Olayda, dava konusu cezalı tarhiyatın dayanağı olan takdir komisyonu kararında, Van Vergi Dairesi Müdürlüğünün … vergi kimlik numaralı mükellefi olduğu belirtilen davacı adına re’sen tarhiyat yapılırken, yukarıda yer verilen Katma Değer Vergisi Kanunu’nun 9/2. maddesi uyarınca, öncelikle, mükellefin, belgesiz mal bulundurduğu ya da belgesiz hizmet satın aldığının, fiili ya da kaydi envanter sırasında tespit edilmesi, ardından, mükellefe, mal veya hizmete ait belgelerin ibrazı için 10 günlük süre verilmesi gerekirken bu yol izlenmeden, Jandarma ekiplerince tutulan tutanağa ve Tütün ve Alkol Piyasası Düzenleme Kurumu değerlendirme raporuna dayanan takdir komisyonu kararına istinaden yapılan vergi ziyaı cezalı katma değer vergisi tarhiyatında isabet görülmemiştir.

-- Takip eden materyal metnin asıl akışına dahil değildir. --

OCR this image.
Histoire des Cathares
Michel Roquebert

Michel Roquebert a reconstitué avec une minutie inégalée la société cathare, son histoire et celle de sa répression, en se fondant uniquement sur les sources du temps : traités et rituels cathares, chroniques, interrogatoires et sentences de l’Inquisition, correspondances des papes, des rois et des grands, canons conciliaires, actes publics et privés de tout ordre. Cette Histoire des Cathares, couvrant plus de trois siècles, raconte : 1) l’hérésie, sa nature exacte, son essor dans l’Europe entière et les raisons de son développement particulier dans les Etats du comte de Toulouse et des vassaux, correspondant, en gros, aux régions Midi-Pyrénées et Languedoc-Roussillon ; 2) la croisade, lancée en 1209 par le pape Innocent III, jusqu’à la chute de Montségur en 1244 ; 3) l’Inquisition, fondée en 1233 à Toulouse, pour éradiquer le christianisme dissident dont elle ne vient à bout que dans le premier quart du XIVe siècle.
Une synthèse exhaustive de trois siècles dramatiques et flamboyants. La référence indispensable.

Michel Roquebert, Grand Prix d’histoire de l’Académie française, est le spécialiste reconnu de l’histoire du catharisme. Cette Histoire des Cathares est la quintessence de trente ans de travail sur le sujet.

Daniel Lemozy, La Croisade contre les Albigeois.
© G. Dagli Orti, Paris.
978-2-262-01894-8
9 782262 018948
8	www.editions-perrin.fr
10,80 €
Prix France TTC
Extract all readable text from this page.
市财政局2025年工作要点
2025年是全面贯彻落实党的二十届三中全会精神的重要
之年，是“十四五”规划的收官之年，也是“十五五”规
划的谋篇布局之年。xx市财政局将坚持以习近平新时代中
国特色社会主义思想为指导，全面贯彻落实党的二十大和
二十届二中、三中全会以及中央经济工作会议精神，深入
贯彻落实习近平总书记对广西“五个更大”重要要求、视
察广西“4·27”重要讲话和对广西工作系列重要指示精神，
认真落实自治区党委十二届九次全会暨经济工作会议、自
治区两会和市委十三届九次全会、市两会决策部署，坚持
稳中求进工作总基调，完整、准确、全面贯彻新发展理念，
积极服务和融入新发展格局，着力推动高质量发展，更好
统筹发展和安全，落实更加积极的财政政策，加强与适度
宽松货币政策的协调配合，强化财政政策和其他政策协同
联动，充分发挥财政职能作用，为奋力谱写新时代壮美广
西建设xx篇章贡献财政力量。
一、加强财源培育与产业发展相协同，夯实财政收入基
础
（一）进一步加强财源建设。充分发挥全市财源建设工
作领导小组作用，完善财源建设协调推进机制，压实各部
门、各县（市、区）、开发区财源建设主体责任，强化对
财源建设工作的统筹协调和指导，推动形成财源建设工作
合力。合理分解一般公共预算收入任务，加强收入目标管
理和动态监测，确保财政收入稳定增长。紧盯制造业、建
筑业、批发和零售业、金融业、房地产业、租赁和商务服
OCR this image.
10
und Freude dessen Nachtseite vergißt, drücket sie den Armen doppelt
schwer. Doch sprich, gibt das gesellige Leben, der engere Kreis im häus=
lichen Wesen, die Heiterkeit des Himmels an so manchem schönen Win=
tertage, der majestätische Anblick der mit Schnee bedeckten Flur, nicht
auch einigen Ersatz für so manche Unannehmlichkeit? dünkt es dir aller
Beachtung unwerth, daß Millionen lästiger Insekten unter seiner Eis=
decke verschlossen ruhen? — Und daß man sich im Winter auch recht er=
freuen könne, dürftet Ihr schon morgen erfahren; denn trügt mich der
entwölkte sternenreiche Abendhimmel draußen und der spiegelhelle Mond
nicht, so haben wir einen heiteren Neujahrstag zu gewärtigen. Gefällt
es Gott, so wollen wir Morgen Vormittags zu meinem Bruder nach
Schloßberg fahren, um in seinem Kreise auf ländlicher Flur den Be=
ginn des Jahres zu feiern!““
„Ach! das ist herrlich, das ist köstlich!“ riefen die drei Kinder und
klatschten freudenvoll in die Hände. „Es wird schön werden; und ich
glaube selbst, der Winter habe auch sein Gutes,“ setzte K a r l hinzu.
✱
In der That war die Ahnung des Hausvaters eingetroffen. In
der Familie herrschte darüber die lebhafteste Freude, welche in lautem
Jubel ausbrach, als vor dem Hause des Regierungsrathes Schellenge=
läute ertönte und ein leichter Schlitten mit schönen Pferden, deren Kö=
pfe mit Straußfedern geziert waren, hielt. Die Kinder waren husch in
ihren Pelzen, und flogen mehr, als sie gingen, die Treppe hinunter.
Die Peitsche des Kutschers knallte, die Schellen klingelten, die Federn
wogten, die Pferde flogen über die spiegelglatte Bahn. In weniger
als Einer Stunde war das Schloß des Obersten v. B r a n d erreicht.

Bu durumda, davayı kabul eden Vergi Mahkemesi kararına karşı yapılan istinaf başvurusunu yukarıda belirtilen gerekçeyle reddeden Bölge İdare Mahkemesi kararında sonucu itibarıyla isabetsizlik görülmemiştir.

KARAR SONUCU:
Açıklanan nedenlerle;
1.Davalının temyiz isteminin reddine,
2…. Bölge İdare Mahkemesi Vergi Dava Dairesinin … tarih ve E:… , K:… sayılı kararının yukarıda belirtilen gerekçeyle ONANMASINA,
3.2577 sayılı İdari Yargılama Usulü Kanunu’nun 50. maddesi uyarınca, onama kararının taraflara tebliğini ve bir örneğinin de … Bölge İdare Mahkemesi Vergi Dava Dairesine gönderilmesini teminen dosyanın … Vergi Mahkemesine gönderilmesine, 25/04/2023 tarihinde, kesin olarak oybirliğiyle karar verildi.